Trattamento del trauma e presa in carico dei giovani palestinesi provenienti da GAZA – PROGETTO IUPALS a NAPOLI
In data 25 agosto il Centro clinico di psicoterapia e psicoanalisi applicata (Ce.cli) e il Consultorio di Psicoanalisi applicata (CPSA) hanno aderito al Progetto IUPALS (Borse di studio per giovani meritevoli provenienti dalla Palestina) regolato da Bando promosso dal Ministero degli Affari Esteri in collaborazione con diverse Università Italiane, a Napoli con l’Università Federico II e Parthenope.
In collaborazione con l’Associazione Medici di strada abbiamo offerto la disponibilità alla presa in carico per problemi sanitari dei borsisti destinati alle sedi universitarie di Napoli.
Medici di Strada ha messo a disposizione gli specialisti di diverse branche mediche, noi, come Centro clinico di psicoterapia e psicoanalisi applicata (Ce.cli) e Consultorio di Psicoanalisi applicata (CPSA), abbiamo messo a disposizione sei specialisti per la presa in carico della domanda di psicoterapia psicoanalitica.
Poiché la normativa permette l’accesso tramite il corridoio umanitario aperto a Gerusalemme solo agli aventi asilo in domicilio dichiarato e autorizzato, abbiamo reperito alloggi per l’ospitalità – tra privati volontari e case dello studente ai trenta studenti – su un totale di 150 in altre città italiane – destinati a Napoli.
Per questa operazione abbiamo collaborato con il Ministero degli Affari Esteri.
L’accesso al corridoio umanitario è stato ritardato per diverse problematiche relative alla logistica di guerra e alle difficoltà di usufruire delle tempistiche di tregua. Il completamento della documentazione richiesta è stato complesso, certamente la disponibilità alla presa in carico psicoterapeutica ha facilitato molto le operazioni di uscita. Molto utili si sono rivelati il supporto continuo e gli incontri on line effettuati per mesi.
Il Comune di Napoli ha concesso il Patrocinio morale per l’intera durata del progetto.
Abbiamo quindi ritenuto, essendo la città di Napoli sensibilmente toccata dal tema del trauma, di dedicare lo sportello di ascolto, anche ai diversi aspetti del trauma che si incontrano nel nostro territorio, da noi sintetizzati in 4 aree:
-trauma della guerra
-trauma della disoccupazione
-trauma della povertà
-trauma della violenza
I giovani Palestinesi hanno raggiunto la nostra città il 22 novembre.
Nei giorni immediatamente successivi al loro arrivo si è concretizzato il protocollo di intesa con la Caritas che ha concesso i locali del Poliambulatorio di Casa Bartimeo, in zona urbana centralissima, con stanze per le visite, personale di segreteria e linea telefonica.
Le attività sono già iniziate, dedicate a fasce deboli della popolazione, migranti, vittime di guerra e di persecuzioni.
Le Borse IUPALS hanno durata di due anni. Per alcuni studenti sarà possibile chiedere anche il riavvicinamento dei famigliari.
Per vari motivi, ci siamo dati l’obiettivo di lavorare un primo anno e, successivamente dopo una prima valutazione del lavoro svolto, prevediamo di raggiungere il biennio di attività.

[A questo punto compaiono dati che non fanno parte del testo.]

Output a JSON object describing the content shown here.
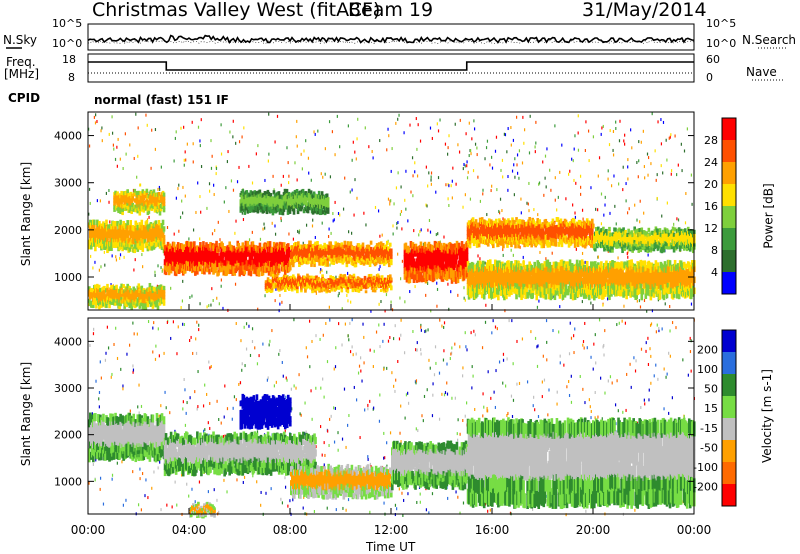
{
  "header": {
    "station": "Christmas Valley West (fitACF)",
    "beam": "Beam 19",
    "date": "31/May/2014",
    "mode": "normal (fast) 151 IF"
  },
  "nsky_panel": {
    "left_label": "N.Sky",
    "left_ticks": [
      "10^5",
      "10^0"
    ],
    "right_label": "N.Search",
    "right_ticks": [
      "10^5",
      "10^0"
    ]
  },
  "freq_panel": {
    "left_label_line1": "Freq.",
    "left_label_line2": "[MHz]",
    "left_ticks": [
      "18",
      "8"
    ],
    "right_label": "Nave",
    "right_ticks": [
      "60",
      "0"
    ]
  },
  "cpid_label": "CPID",
  "colors": {
    "power_scale": [
      "#0000ff",
      "#2d6e2d",
      "#3c9b3c",
      "#7ecf3c",
      "#ffe000",
      "#ffa000",
      "#ff5000",
      "#ff0000"
    ],
    "velocity_scale": [
      "#0000d0",
      "#2a6ede",
      "#2e8b2e",
      "#77dd44",
      "#c0c0c0",
      "#ffa000",
      "#ff6a00",
      "#ff0000"
    ]
  },
  "chart_data": [
    {
      "type": "heatmap",
      "name": "power",
      "ylabel": "Slant Range [km]",
      "yticks": [
        "1000",
        "2000",
        "3000",
        "4000"
      ],
      "ylim": [
        300,
        4500
      ],
      "xlim": [
        0,
        24
      ],
      "colorbar": {
        "label": "Power [dB]",
        "ticks": [
          "28",
          "24",
          "20",
          "16",
          "12",
          "8",
          "4"
        ]
      },
      "bands": [
        {
          "t": [
            0,
            3
          ],
          "r": [
            1600,
            2150
          ],
          "level": 5
        },
        {
          "t": [
            1,
            3
          ],
          "r": [
            2400,
            2800
          ],
          "level": 5
        },
        {
          "t": [
            0,
            3
          ],
          "r": [
            400,
            800
          ],
          "level": 5
        },
        {
          "t": [
            3,
            8
          ],
          "r": [
            1100,
            1700
          ],
          "level": 7
        },
        {
          "t": [
            6,
            9.5
          ],
          "r": [
            2400,
            2800
          ],
          "level": 3
        },
        {
          "t": [
            7,
            12
          ],
          "r": [
            750,
            1000
          ],
          "level": 6
        },
        {
          "t": [
            8,
            12
          ],
          "r": [
            1300,
            1700
          ],
          "level": 6
        },
        {
          "t": [
            12.5,
            15
          ],
          "r": [
            950,
            1700
          ],
          "level": 7
        },
        {
          "t": [
            15,
            20
          ],
          "r": [
            1700,
            2200
          ],
          "level": 6
        },
        {
          "t": [
            15,
            24
          ],
          "r": [
            600,
            1300
          ],
          "level": 5
        },
        {
          "t": [
            20,
            24
          ],
          "r": [
            1600,
            2000
          ],
          "level": 4
        }
      ]
    },
    {
      "type": "heatmap",
      "name": "velocity",
      "ylabel": "Slant Range [km]",
      "yticks": [
        "1000",
        "2000",
        "3000",
        "4000"
      ],
      "ylim": [
        300,
        4500
      ],
      "xlim": [
        0,
        24
      ],
      "colorbar": {
        "label": "Velocity [m s-1]",
        "ticks": [
          "200",
          "100",
          "50",
          "15",
          "-15",
          "-50",
          "-100",
          "-200"
        ]
      },
      "bands": [
        {
          "t": [
            0,
            3
          ],
          "r": [
            1500,
            2400
          ],
          "level": 4
        },
        {
          "t": [
            3,
            9
          ],
          "r": [
            1200,
            2000
          ],
          "level": 4
        },
        {
          "t": [
            6,
            8
          ],
          "r": [
            2200,
            2800
          ],
          "level": 0
        },
        {
          "t": [
            8,
            12
          ],
          "r": [
            700,
            1300
          ],
          "level": 5
        },
        {
          "t": [
            12,
            15
          ],
          "r": [
            900,
            1800
          ],
          "level": 4
        },
        {
          "t": [
            15,
            24
          ],
          "r": [
            500,
            2300
          ],
          "level": 4
        },
        {
          "t": [
            4,
            5
          ],
          "r": [
            300,
            500
          ],
          "level": 5
        }
      ]
    }
  ],
  "xaxis": {
    "label": "Time UT",
    "ticks": [
      "00:00",
      "04:00",
      "08:00",
      "12:00",
      "16:00",
      "20:00",
      "00:00"
    ]
  }
}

Le modalità di funzionamento ricalcano quelle del Centro clinico di psicoterapia e psicoanalisi applicata (Ce.cli di Roma e Milano) in collaborazione con I Consultori di psicoanalisi applicata di altre città.

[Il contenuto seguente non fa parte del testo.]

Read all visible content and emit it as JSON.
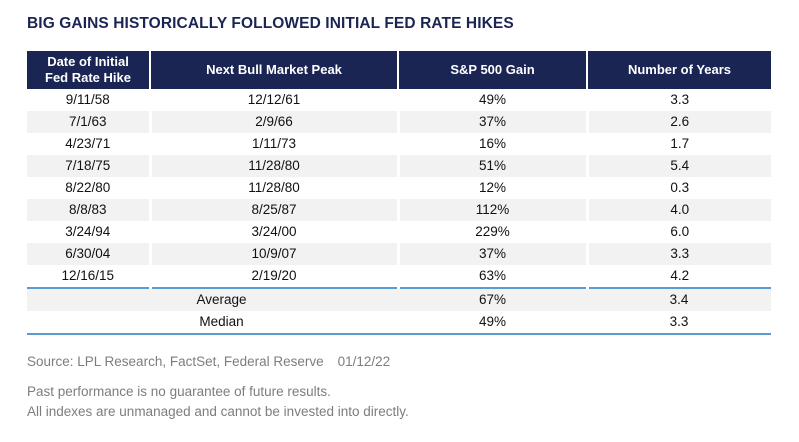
{
  "title": "BIG GAINS HISTORICALLY FOLLOWED INITIAL FED RATE HIKES",
  "chart_data": {
    "type": "table",
    "title": "BIG GAINS HISTORICALLY FOLLOWED INITIAL FED RATE HIKES",
    "columns": [
      "Date of Initial Fed Rate Hike",
      "Next Bull Market Peak",
      "S&P 500 Gain",
      "Number of Years"
    ],
    "rows": [
      [
        "9/11/58",
        "12/12/61",
        "49%",
        "3.3"
      ],
      [
        "7/1/63",
        "2/9/66",
        "37%",
        "2.6"
      ],
      [
        "4/23/71",
        "1/11/73",
        "16%",
        "1.7"
      ],
      [
        "7/18/75",
        "11/28/80",
        "51%",
        "5.4"
      ],
      [
        "8/22/80",
        "11/28/80",
        "12%",
        "0.3"
      ],
      [
        "8/8/83",
        "8/25/87",
        "112%",
        "4.0"
      ],
      [
        "3/24/94",
        "3/24/00",
        "229%",
        "6.0"
      ],
      [
        "6/30/04",
        "10/9/07",
        "37%",
        "3.3"
      ],
      [
        "12/16/15",
        "2/19/20",
        "63%",
        "4.2"
      ]
    ],
    "summary": [
      {
        "label": "Average",
        "sp500_gain": "67%",
        "number_of_years": "3.4"
      },
      {
        "label": "Median",
        "sp500_gain": "49%",
        "number_of_years": "3.3"
      }
    ]
  },
  "footer": {
    "source": "Source: LPL Research, FactSet, Federal Reserve",
    "date": "01/12/22",
    "disclaimers": [
      "Past performance is no guarantee of future results.",
      "All indexes are unmanaged and cannot be invested into directly."
    ]
  },
  "colors": {
    "navy": "#1a2553",
    "accent_blue": "#5b9bd5",
    "row_alt": "#f2f2f3",
    "footer_gray": "#7d7d7d"
  }
}
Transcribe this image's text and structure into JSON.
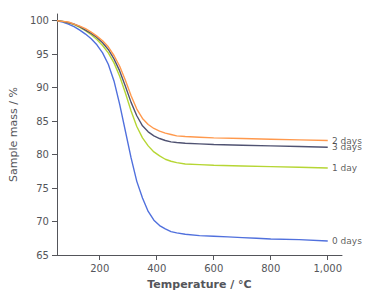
{
  "chart_data": {
    "type": "line",
    "xlabel": "Temperature / °C",
    "ylabel": "Sample mass / %",
    "xlim": [
      50,
      1050
    ],
    "ylim": [
      65,
      101
    ],
    "xticks": [
      200,
      400,
      600,
      800,
      1000
    ],
    "yticks": [
      65,
      70,
      75,
      80,
      85,
      90,
      95,
      100
    ],
    "grid": false,
    "series": [
      {
        "x": [
          50,
          70,
          90,
          110,
          130,
          150,
          170,
          190,
          210,
          230,
          250,
          270,
          290,
          310,
          330,
          350,
          370,
          390,
          410,
          430,
          450,
          470,
          500,
          550,
          600,
          650,
          700,
          750,
          800,
          900,
          1000
        ],
        "values": [
          100.0,
          99.8,
          99.5,
          99.1,
          98.6,
          98.0,
          97.3,
          96.4,
          95.2,
          93.5,
          91.0,
          87.5,
          83.5,
          79.5,
          76.0,
          73.5,
          71.5,
          70.2,
          69.4,
          68.9,
          68.5,
          68.3,
          68.1,
          67.9,
          67.8,
          67.7,
          67.6,
          67.5,
          67.4,
          67.3,
          67.1
        ]
      },
      {
        "x": [
          50,
          70,
          90,
          110,
          130,
          150,
          170,
          190,
          210,
          230,
          250,
          270,
          290,
          310,
          330,
          350,
          370,
          390,
          410,
          430,
          450,
          470,
          500,
          550,
          600,
          700,
          800,
          900,
          1000
        ],
        "values": [
          100.0,
          99.9,
          99.7,
          99.4,
          99.0,
          98.5,
          97.9,
          97.2,
          96.3,
          95.2,
          93.7,
          91.7,
          89.2,
          86.5,
          84.2,
          82.5,
          81.3,
          80.4,
          79.8,
          79.3,
          79.0,
          78.8,
          78.6,
          78.5,
          78.4,
          78.3,
          78.2,
          78.1,
          78.0
        ]
      },
      {
        "x": [
          50,
          70,
          90,
          110,
          130,
          150,
          170,
          190,
          210,
          230,
          250,
          270,
          290,
          310,
          330,
          350,
          370,
          390,
          410,
          430,
          450,
          470,
          500,
          550,
          600,
          700,
          800,
          900,
          1000
        ],
        "values": [
          100.0,
          99.9,
          99.7,
          99.5,
          99.1,
          98.6,
          98.1,
          97.5,
          96.7,
          95.7,
          94.3,
          92.5,
          90.2,
          87.8,
          85.8,
          84.3,
          83.4,
          82.8,
          82.4,
          82.1,
          81.9,
          81.8,
          81.7,
          81.6,
          81.5,
          81.4,
          81.3,
          81.2,
          81.1
        ]
      },
      {
        "x": [
          50,
          70,
          90,
          110,
          130,
          150,
          170,
          190,
          210,
          230,
          250,
          270,
          290,
          310,
          330,
          350,
          370,
          390,
          410,
          430,
          450,
          470,
          500,
          550,
          600,
          700,
          800,
          900,
          1000
        ],
        "values": [
          100.0,
          99.9,
          99.8,
          99.5,
          99.2,
          98.8,
          98.3,
          97.7,
          97.0,
          96.1,
          94.8,
          93.2,
          91.1,
          88.8,
          86.8,
          85.4,
          84.5,
          83.9,
          83.5,
          83.2,
          83.0,
          82.8,
          82.7,
          82.6,
          82.5,
          82.4,
          82.3,
          82.2,
          82.1
        ]
      }
    ],
    "annotations": [
      {
        "label": "2 days",
        "x": 1008,
        "y": 82.1
      },
      {
        "label": "3 days",
        "x": 1008,
        "y": 81.1
      },
      {
        "label": "1 day",
        "x": 1008,
        "y": 78.0
      },
      {
        "label": "0 days",
        "x": 1008,
        "y": 67.1
      }
    ]
  }
}
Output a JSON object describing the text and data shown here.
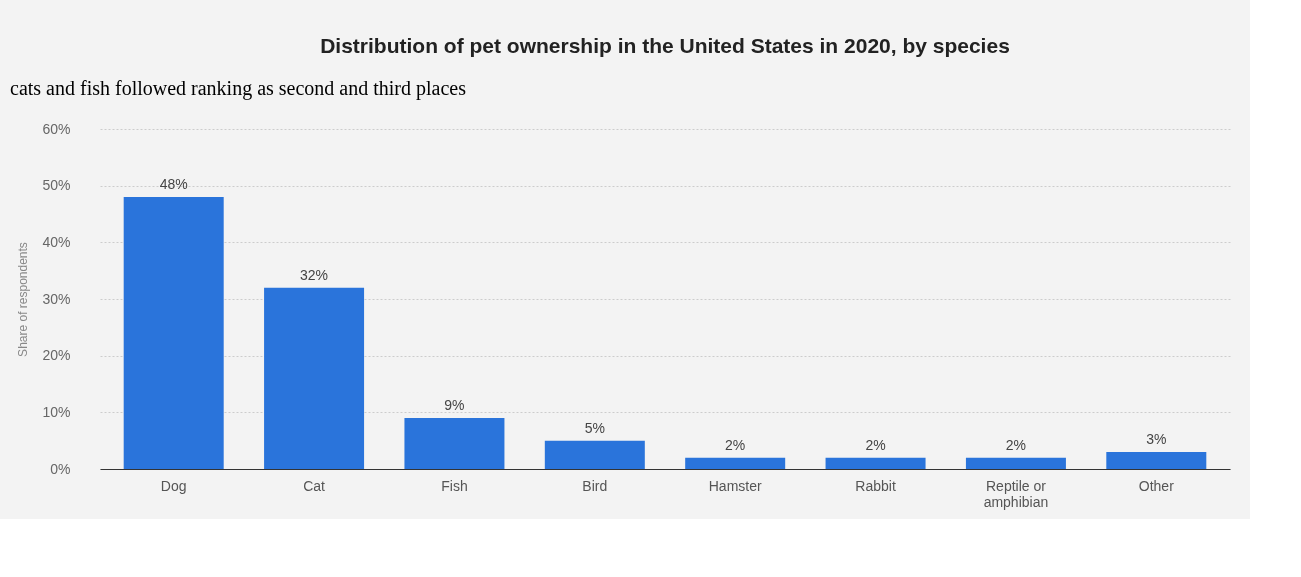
{
  "chart_data": {
    "type": "bar",
    "title": "Distribution of pet ownership in the United States in 2020, by species",
    "ylabel": "Share of respondents",
    "annotations": [
      "cats and fish followed ranking as second and third places"
    ],
    "categories": [
      "Dog",
      "Cat",
      "Fish",
      "Bird",
      "Hamster",
      "Rabbit",
      "Reptile or amphibian",
      "Other"
    ],
    "values": [
      48,
      32,
      9,
      5,
      2,
      2,
      2,
      3
    ],
    "value_labels": [
      "48%",
      "32%",
      "9%",
      "5%",
      "2%",
      "2%",
      "2%",
      "3%"
    ],
    "color": "#2a74db",
    "ylim": [
      0,
      60
    ],
    "yticks": [
      {
        "value": 0,
        "label": "0%"
      },
      {
        "value": 10,
        "label": "10%"
      },
      {
        "value": 20,
        "label": "20%"
      },
      {
        "value": 30,
        "label": "30%"
      },
      {
        "value": 40,
        "label": "40%"
      },
      {
        "value": 50,
        "label": "50%"
      },
      {
        "value": 60,
        "label": "60%"
      }
    ],
    "grid": "y"
  }
}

Dopo un primo contatto con la segreteria che raccoglie una scheda informativa, la domanda viene direttamente smistata ai nostri psicologi, medici, psicoterapeuti e psicoanalisti.
L’offerta è di dieci incontri gratuiti, eventualmente estensibili, per una prima messa in forma della domanda. L’equipe, al momento, è composta da Cinthia Demaria, Luciana Madaio, Francesco Saturno, Ludovica Compagnone, Sara Inverso, Pasquale Mormile, Emilia Cece. Si riunisce periodicamente per la discussione dei casi, progettando in queste occasioni, anche il prosieguo della cura.